I had a great time listening to this week’s discussion as much as last week.
In response to Remi’s question, I had two things come to mind.
First, I was trying to think of ways to incorporate beacon-technology that utilizes Bluetooth pinging. There are Bluetooth enabled stickers/small objects that send a signal after a programmed stimulus. These can document when a particular behavior is performed. In terms of the interaction with their physical space, researchers can see how students or facilitators move/interact in the classroom.
Second, I think it could be informative to see how students perform the researcher role. For instance, one member of each team could do some ethnography-style observations of how their team approaches solving their FUSE task/challenge. This team member can take descriptive and qualitative notes. I see this as another student-participatory approach that may complement FUSE’s STEAM focus.
There could be a way to incorporate both the points above. For instance, if a facilitator can place a Bluetooth sticker in different sections of the studio-room. Deciding where to place the stickers can be decided by FUSE researchers and the class’ facilitators. Next, the facilitator can provide one member of each student team another sticker/pendant.

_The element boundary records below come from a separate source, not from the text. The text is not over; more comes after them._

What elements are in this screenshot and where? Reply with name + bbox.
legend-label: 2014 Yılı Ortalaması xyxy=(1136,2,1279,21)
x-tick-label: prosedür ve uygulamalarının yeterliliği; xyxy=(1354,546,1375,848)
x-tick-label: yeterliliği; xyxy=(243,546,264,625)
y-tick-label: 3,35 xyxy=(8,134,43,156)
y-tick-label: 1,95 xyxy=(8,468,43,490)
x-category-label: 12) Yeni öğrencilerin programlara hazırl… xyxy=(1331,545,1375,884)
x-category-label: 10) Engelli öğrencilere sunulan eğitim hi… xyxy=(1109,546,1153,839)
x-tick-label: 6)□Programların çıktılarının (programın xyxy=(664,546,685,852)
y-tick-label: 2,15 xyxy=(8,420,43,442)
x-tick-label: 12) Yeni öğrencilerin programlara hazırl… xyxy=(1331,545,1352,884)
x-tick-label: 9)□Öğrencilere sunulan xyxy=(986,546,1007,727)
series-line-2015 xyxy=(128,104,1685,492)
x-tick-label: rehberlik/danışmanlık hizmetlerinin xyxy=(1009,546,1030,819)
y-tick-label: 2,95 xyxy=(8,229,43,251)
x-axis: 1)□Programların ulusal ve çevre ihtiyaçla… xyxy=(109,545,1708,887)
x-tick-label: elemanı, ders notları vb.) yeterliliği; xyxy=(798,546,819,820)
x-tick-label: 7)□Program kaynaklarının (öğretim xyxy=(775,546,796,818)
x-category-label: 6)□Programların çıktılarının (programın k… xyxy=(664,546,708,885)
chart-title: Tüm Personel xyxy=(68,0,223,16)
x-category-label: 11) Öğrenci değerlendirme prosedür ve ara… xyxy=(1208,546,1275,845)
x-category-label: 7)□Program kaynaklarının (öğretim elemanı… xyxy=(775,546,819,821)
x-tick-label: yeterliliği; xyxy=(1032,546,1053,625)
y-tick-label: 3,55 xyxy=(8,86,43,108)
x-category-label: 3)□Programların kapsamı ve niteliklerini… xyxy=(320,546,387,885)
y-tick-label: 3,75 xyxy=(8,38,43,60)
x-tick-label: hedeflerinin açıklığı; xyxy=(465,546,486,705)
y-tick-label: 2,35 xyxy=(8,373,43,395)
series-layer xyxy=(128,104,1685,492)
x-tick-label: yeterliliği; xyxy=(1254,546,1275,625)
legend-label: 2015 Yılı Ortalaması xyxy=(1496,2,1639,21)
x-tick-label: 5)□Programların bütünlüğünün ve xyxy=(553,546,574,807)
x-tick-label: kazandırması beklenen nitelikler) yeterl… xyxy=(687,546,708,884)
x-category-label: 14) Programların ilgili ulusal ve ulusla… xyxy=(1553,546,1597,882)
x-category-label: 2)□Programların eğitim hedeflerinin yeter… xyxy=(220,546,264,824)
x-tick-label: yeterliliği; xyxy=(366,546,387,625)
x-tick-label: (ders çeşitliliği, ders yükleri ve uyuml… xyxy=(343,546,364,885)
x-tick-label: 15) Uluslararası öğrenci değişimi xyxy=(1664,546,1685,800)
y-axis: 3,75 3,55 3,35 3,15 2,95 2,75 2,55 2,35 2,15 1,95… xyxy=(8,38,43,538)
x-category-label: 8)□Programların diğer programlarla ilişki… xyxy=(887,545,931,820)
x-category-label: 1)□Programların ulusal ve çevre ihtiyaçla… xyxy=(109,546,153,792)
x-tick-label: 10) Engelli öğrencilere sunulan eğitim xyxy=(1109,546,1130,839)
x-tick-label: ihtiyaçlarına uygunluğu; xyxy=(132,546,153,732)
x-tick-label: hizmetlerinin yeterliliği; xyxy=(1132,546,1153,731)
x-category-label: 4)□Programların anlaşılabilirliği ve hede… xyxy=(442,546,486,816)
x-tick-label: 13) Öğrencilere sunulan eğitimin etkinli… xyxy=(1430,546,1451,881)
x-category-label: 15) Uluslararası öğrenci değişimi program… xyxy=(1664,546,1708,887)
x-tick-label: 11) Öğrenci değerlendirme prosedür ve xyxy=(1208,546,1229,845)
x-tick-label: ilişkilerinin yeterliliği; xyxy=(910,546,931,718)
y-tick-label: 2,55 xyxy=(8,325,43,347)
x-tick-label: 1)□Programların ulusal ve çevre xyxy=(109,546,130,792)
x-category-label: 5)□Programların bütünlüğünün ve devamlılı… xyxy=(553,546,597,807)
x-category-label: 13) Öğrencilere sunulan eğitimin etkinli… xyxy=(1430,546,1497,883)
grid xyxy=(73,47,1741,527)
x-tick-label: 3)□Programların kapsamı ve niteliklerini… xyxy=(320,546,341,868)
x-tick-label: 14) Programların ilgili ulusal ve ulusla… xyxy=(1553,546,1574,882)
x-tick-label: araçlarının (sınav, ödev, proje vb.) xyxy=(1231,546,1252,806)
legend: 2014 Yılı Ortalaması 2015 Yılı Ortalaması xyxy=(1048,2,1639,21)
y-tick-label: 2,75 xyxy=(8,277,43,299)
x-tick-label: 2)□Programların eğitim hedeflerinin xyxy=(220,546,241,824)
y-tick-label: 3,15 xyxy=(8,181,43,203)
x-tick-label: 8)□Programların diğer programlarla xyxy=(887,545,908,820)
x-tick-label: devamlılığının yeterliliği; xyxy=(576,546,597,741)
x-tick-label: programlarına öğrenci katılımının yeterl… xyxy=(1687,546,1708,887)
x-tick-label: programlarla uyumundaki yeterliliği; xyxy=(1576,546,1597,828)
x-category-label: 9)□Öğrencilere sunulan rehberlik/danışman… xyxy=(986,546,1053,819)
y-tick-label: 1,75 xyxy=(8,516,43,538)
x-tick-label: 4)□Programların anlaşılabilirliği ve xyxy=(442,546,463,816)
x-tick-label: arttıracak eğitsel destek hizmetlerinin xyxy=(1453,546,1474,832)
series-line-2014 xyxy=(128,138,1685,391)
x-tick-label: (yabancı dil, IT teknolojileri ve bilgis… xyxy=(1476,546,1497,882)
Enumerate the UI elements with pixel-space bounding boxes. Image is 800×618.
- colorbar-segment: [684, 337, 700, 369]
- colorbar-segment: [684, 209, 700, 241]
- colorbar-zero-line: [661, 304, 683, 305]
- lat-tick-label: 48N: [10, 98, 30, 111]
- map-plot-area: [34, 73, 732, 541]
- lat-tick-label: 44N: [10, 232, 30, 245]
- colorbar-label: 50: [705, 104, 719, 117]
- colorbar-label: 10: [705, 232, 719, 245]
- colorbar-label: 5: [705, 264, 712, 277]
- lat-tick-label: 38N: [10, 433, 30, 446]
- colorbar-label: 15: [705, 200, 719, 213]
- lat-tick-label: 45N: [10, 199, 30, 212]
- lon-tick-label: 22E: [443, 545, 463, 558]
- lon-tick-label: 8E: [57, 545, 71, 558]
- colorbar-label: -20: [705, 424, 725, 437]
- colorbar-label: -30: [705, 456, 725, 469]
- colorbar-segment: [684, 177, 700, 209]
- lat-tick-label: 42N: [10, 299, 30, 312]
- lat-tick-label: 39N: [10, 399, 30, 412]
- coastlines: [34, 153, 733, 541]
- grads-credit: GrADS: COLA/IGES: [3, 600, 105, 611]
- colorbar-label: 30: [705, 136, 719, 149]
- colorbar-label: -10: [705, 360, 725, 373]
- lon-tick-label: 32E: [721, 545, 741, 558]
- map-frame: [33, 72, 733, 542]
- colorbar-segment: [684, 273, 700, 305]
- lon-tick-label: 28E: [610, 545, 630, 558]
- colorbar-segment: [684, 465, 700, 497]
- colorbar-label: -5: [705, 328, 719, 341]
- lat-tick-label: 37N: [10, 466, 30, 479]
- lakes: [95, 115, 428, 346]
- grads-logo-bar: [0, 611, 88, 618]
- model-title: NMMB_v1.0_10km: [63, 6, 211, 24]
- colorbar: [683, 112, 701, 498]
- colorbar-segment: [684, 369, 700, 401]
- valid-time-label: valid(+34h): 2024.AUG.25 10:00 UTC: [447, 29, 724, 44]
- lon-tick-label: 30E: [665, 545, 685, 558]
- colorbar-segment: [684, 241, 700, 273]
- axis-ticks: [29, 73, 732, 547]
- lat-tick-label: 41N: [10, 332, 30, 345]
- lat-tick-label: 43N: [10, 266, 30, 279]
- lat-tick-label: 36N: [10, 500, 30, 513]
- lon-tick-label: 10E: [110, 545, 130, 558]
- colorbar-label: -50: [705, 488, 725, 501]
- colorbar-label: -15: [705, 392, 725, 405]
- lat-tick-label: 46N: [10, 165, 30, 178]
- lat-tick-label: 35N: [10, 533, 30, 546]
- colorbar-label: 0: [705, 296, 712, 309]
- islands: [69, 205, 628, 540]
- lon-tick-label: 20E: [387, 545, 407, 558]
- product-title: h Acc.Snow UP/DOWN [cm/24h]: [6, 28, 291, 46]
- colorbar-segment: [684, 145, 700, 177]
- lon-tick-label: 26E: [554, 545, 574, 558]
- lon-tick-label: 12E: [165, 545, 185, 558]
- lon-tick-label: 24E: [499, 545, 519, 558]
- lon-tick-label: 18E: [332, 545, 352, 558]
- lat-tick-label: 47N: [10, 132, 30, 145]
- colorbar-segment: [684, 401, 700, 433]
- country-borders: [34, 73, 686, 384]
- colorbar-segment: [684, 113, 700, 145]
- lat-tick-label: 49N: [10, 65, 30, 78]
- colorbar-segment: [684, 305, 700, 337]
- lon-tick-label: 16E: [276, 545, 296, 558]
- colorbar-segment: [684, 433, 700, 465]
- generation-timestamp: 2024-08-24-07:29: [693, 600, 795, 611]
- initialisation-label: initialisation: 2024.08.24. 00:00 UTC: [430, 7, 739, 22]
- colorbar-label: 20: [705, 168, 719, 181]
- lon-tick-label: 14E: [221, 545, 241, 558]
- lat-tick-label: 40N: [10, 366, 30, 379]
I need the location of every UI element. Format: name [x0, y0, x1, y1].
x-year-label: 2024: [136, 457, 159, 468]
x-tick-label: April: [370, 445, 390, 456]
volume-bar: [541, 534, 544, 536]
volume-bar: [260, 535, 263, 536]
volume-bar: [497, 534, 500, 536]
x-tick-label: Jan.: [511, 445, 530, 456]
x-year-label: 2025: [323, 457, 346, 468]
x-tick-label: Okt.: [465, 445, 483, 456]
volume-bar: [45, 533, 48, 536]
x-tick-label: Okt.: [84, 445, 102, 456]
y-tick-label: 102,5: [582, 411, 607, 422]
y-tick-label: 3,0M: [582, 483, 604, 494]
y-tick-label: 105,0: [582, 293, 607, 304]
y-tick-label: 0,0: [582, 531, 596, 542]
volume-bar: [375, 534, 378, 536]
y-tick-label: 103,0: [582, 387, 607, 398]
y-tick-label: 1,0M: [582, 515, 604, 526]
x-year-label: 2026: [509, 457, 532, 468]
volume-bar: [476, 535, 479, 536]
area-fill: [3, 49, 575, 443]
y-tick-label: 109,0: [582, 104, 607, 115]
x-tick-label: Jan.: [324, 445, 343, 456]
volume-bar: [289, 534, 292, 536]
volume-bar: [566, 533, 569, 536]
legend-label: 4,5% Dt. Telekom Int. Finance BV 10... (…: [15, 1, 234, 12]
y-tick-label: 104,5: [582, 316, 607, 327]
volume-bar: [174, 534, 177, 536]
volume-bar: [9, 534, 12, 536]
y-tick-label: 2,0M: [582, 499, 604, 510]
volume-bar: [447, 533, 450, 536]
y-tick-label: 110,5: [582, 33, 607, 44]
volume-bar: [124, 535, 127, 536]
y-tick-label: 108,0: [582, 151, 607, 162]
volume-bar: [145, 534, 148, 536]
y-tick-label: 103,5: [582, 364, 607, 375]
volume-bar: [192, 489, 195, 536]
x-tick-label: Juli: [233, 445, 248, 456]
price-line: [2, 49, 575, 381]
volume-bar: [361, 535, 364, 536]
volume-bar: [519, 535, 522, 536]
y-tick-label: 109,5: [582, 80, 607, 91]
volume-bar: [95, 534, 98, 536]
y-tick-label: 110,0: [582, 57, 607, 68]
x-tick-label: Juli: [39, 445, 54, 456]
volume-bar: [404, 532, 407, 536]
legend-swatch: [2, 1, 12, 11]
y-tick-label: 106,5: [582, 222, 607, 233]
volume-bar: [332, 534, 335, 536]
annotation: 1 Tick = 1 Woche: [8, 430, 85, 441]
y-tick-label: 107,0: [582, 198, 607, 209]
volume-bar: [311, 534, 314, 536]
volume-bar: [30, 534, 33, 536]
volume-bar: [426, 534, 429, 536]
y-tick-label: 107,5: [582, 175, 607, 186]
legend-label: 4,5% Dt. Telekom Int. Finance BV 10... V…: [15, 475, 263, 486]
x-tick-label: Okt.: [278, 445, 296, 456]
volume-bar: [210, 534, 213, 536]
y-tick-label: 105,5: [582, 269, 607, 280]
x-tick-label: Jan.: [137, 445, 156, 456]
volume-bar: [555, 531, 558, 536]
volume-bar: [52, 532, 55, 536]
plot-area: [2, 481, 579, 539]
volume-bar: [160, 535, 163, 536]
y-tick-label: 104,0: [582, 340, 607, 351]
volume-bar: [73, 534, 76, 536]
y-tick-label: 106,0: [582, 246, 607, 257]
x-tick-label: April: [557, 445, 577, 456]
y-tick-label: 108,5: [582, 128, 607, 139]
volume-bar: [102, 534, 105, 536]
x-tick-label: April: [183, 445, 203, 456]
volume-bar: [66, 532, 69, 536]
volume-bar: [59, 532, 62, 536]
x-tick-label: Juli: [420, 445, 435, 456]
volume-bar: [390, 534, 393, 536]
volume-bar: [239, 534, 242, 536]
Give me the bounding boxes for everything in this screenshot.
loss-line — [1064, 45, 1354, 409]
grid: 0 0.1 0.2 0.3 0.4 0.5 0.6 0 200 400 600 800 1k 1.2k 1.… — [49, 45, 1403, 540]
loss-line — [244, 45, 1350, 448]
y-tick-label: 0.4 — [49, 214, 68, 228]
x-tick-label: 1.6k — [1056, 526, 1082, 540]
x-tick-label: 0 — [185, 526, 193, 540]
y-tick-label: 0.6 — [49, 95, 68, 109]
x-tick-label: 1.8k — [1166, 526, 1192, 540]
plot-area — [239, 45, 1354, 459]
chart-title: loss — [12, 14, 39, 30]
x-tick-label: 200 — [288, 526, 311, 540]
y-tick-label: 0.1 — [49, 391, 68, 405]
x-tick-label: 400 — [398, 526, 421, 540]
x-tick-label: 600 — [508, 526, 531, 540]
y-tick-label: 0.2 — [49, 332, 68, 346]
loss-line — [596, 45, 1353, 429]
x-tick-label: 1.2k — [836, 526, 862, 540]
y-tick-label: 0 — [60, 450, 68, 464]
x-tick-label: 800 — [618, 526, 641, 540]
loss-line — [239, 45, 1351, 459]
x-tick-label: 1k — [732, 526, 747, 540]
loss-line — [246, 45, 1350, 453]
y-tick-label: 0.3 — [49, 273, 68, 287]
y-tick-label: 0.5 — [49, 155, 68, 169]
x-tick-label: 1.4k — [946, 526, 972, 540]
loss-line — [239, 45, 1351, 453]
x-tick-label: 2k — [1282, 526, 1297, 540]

So throughout the day’s session, the student with the pendant can follow their team members around. The pendant will ping whenever the pendant hits another Bluetooth sticker’s area of response.
Ultimately, this approach could provide real-time spatial data about how long and where students move within the studio. Also, the information provided by the student ethnographer can provide more context. I believe this method can be further fleshed out. For instance, you could observe how often students with Bluetooth pendants cross paths. Or perhaps provide a facilitator with a beacon and see how often and when students interact with them. One question that comes from this is to see if facilitators tend to approach students or vice-versa. The student observer can then document this interaction. For instance, did the students call the professor across the room to come over or did the facilitator walk over to the students? Overall, this could be a dynamic experiment to understand the use of physical space (and with other participants). This could also be revisited in the class as a debrief session.